Zulip Chat Archive

Stream: new members

Topic: x^2=0 implies x=0 (`cancel` from Heather MacBeth's course)


rzeta0 (Sep 01 2024 at 02:18):

I apologise for posting a question that is about the cancel tactic which is specific to Heather Macbeth's Mechanics of Proof course.

A sub-problem to the full exercise is that I need to show x2=0    x=0 x^2=0 \implies x=0 where xRx \in \mathbb{R}

She says specifically as an exercise hint:

The tactic cancel will be helpful to deduce that quantities are zero when their squares are known to be zero.
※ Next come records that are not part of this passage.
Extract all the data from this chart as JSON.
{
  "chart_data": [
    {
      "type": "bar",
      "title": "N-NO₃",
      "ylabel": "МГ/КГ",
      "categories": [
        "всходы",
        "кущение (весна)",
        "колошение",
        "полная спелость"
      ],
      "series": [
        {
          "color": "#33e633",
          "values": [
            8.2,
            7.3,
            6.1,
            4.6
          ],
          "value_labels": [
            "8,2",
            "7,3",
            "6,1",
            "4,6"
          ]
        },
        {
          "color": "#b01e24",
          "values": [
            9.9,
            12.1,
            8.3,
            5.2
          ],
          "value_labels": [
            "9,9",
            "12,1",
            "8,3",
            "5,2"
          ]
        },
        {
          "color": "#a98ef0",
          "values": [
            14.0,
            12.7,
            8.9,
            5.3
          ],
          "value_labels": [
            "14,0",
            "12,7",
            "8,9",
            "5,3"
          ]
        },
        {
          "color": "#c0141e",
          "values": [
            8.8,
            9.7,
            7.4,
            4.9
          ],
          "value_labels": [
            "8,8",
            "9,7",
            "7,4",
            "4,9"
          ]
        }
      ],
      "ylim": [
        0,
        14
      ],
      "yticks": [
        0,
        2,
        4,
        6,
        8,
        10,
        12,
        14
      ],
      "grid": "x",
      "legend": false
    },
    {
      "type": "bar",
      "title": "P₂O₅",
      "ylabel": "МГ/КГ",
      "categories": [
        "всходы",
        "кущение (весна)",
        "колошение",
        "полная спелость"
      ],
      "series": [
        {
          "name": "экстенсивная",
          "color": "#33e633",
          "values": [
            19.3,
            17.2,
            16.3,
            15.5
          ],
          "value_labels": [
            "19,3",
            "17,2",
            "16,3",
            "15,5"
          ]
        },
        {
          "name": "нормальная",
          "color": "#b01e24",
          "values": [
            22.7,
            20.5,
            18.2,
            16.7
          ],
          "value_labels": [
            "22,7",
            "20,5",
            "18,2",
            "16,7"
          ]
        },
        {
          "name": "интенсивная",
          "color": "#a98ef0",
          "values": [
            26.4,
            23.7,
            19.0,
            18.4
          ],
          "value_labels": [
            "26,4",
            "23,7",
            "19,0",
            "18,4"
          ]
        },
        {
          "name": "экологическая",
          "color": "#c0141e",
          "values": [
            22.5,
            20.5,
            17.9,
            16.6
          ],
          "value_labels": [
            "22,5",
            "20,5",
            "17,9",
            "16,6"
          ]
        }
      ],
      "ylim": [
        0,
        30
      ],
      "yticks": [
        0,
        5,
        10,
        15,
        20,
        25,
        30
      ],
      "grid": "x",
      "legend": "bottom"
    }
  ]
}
However previous uses of cancel require the quantity being cancelled to be positive, that is more than zero.

So the following minimal example fails:

example {x : } (hx: x^2 = 0) : x = 0 := by
  cancel x at hx

The error is:

cancel failed, could not verify the following side condition:
x : ℝ
hx : x ^ 2 = 0
⊢ 0 < x

After struggling with this for hours I'm starting to think I don't actually know what she means by "The tactic cancel will be helpful to deduce that quantities are zero when their squares are known to be zero."

Alexander Hilbert (Sep 01 2024 at 05:25):

#MWE please, cancel is unknown tactic to me. Maybe you can try contrapose! hx which transform to goal to x^2≠0 with hx : x≠0.